Once the derived variables had been created, a variety of checks were performed to ensure that they had been calculated correctly.
Checking activity and sports measures
The main activity-related derived variables are created for multiple composite activities (as described in the previous section).
Initially, checks were carried out at the activity level. Firstly, the hard logic of the syntax used to derive each measure was checked against the specification.
Next, selected activities were tested by cross-tabulating the raw (source) variables against the derived variables to confirm that the data matched as it should.
Finally, multiple scenarios were tested to ensure that more complex questionnaire responses did not ‘break’ the routing.
This included checking cases where data for specific input variables were missing, out of range or had been imputed or capped. In addition, checks were conducted to ensure that other answers were feeding into participation measures correctly.

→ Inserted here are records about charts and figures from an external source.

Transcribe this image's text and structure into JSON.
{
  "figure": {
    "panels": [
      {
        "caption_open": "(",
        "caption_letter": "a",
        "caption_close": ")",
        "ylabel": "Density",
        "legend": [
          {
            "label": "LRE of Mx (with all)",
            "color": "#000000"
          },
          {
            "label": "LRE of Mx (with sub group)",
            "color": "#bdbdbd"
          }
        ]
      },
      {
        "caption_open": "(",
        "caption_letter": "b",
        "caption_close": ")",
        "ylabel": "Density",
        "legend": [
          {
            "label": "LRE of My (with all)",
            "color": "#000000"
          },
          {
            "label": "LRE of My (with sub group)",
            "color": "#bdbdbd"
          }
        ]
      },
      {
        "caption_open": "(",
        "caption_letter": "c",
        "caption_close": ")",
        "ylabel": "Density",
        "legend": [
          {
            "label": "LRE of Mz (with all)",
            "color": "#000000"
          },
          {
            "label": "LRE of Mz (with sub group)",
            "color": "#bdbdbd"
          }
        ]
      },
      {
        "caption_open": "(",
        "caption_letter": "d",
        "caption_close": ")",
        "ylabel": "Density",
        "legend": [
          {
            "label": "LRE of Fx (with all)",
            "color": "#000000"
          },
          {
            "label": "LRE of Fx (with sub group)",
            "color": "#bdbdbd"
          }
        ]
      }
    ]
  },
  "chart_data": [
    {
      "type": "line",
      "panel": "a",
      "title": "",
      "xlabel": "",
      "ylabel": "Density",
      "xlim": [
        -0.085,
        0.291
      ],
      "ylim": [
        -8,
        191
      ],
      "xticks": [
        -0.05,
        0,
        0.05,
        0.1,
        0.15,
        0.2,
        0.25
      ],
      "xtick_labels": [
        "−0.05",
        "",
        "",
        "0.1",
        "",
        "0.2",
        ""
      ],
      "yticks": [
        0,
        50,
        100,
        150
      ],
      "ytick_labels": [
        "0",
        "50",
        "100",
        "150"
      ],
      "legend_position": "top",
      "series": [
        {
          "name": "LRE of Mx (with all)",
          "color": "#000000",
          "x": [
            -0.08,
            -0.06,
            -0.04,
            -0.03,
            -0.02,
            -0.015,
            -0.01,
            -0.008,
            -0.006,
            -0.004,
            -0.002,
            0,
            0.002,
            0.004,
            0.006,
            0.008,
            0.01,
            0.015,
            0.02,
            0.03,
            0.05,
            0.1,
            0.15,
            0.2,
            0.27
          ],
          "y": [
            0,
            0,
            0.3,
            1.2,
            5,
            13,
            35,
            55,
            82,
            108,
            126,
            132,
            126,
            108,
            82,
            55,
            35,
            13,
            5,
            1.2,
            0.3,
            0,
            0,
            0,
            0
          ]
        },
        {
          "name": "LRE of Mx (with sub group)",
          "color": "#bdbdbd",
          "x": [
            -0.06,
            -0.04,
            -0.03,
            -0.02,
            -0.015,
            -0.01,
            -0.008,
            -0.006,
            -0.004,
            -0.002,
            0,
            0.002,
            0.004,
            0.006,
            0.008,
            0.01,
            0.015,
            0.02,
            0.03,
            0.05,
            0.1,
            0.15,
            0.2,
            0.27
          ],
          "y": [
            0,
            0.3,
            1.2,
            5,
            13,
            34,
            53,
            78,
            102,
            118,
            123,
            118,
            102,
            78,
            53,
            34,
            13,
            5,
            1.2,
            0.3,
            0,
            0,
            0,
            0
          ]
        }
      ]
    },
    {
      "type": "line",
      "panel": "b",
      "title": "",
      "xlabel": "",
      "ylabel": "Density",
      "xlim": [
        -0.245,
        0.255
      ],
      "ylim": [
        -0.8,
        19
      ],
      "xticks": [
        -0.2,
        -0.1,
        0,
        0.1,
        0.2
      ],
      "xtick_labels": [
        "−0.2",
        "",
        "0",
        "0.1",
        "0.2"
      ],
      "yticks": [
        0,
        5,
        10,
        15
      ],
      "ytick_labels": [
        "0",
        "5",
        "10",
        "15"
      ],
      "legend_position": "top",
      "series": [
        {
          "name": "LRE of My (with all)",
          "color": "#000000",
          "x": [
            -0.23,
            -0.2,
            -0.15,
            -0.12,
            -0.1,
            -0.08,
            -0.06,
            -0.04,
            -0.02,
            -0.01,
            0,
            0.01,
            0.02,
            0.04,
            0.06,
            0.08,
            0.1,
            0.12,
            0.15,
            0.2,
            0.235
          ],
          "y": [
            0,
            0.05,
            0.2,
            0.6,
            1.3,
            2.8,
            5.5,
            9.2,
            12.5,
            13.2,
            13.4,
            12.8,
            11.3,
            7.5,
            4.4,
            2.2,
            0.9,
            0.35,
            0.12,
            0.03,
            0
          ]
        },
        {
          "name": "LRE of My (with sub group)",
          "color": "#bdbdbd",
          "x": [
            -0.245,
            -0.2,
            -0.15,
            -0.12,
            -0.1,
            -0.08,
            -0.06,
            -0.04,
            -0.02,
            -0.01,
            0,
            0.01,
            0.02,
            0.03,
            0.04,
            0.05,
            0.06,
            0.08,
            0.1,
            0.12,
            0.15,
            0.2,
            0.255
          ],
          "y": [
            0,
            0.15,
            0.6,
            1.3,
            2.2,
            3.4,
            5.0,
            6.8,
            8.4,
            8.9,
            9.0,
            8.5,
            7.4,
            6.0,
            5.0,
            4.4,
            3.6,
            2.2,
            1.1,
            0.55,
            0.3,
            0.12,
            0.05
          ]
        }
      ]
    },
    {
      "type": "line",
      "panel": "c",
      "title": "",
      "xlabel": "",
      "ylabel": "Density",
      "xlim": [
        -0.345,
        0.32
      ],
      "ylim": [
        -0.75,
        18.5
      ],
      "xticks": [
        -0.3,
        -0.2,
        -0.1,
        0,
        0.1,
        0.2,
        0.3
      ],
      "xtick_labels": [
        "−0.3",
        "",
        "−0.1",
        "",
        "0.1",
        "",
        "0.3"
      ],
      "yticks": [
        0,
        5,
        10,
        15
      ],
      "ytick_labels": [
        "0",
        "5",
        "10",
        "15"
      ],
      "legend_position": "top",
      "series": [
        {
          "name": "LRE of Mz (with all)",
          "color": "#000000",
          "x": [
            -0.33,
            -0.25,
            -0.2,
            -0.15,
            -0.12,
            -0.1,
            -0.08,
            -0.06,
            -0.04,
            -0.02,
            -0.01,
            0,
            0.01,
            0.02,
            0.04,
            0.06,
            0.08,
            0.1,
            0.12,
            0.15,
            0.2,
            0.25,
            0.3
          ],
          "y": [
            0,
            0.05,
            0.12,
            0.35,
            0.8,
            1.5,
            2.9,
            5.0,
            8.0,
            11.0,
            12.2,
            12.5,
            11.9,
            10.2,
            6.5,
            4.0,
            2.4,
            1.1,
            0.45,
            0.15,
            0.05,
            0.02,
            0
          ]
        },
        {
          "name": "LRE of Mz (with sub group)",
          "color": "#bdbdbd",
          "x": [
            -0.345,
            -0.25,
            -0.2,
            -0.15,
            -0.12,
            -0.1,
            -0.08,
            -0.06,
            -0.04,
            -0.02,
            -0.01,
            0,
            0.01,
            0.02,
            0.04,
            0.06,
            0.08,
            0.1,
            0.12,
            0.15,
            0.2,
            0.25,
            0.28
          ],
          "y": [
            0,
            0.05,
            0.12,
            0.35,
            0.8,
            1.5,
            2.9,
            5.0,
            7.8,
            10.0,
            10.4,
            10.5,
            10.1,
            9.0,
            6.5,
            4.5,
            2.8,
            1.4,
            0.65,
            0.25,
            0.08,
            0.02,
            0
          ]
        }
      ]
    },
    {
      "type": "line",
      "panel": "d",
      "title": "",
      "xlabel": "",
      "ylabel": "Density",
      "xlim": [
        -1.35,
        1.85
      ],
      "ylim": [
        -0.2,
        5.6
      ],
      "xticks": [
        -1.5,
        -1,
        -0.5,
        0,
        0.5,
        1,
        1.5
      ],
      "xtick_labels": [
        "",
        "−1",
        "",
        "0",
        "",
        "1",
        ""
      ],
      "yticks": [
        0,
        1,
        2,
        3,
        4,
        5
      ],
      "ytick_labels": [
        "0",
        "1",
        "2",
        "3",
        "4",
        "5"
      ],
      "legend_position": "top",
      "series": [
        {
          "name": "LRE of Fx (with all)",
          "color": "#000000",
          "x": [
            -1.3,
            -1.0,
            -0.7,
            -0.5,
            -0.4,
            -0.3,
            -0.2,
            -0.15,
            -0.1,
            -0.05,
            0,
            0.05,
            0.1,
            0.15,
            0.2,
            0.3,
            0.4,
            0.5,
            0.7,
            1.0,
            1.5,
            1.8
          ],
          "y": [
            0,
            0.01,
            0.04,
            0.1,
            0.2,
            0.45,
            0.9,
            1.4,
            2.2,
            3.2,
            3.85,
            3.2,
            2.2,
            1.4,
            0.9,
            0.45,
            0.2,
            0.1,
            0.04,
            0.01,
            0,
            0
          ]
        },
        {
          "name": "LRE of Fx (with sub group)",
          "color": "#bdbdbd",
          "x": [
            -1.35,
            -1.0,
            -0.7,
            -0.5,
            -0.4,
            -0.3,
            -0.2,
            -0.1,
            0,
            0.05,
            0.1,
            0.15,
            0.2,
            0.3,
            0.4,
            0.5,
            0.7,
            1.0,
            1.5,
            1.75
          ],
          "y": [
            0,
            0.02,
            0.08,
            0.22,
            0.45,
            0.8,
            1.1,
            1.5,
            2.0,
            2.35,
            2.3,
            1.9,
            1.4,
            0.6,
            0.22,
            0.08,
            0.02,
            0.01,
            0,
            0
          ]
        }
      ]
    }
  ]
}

The composite sports variables were only created once it was confirmed that the individual activity variables had been derived correctly.
Checks were also needed to ensure that the correct activities fed into each composite, which would then be used for multiple participation variables.
Primarily, the SPSS syntax was checked against the specification (which was itself checked and signed off by the Sport England team) to ensure that composite variables were defined correctly.
It was not possible to check every single participation measure for each composite. Instead, for one participation measure (12-monthly participation), all the composites were checked to ensure that all cases where a participant had mentioned an individual activity were counted towards the composite variable.
Then for a single composite, all the participation measures were checked to ensure they had been created correctly.
Comparisons were made between different participation measures to check that the way in which they related was consistent with how they had been defined. Where inconsistencies were found, these were investigated, and corrections made.
Where problems were found, the syntax was corrected, the variables recreated, and the checks repeated to ensure that the final data were correct.
Checking demographic variables
Demographic variables were checked primarily by cross-tabulation of the raw variables against the derived variables.
A sense check was applied to variables to ensure that the frequencies ‘looked’ right – for example by checking IMD quartiles against local authority.
Finally, the demographic variables were checked against each other to ensure that they were internally consistent.
This included checking that age bands tallied across variables and that derived variables which used the same source data contained the same number of valid responses.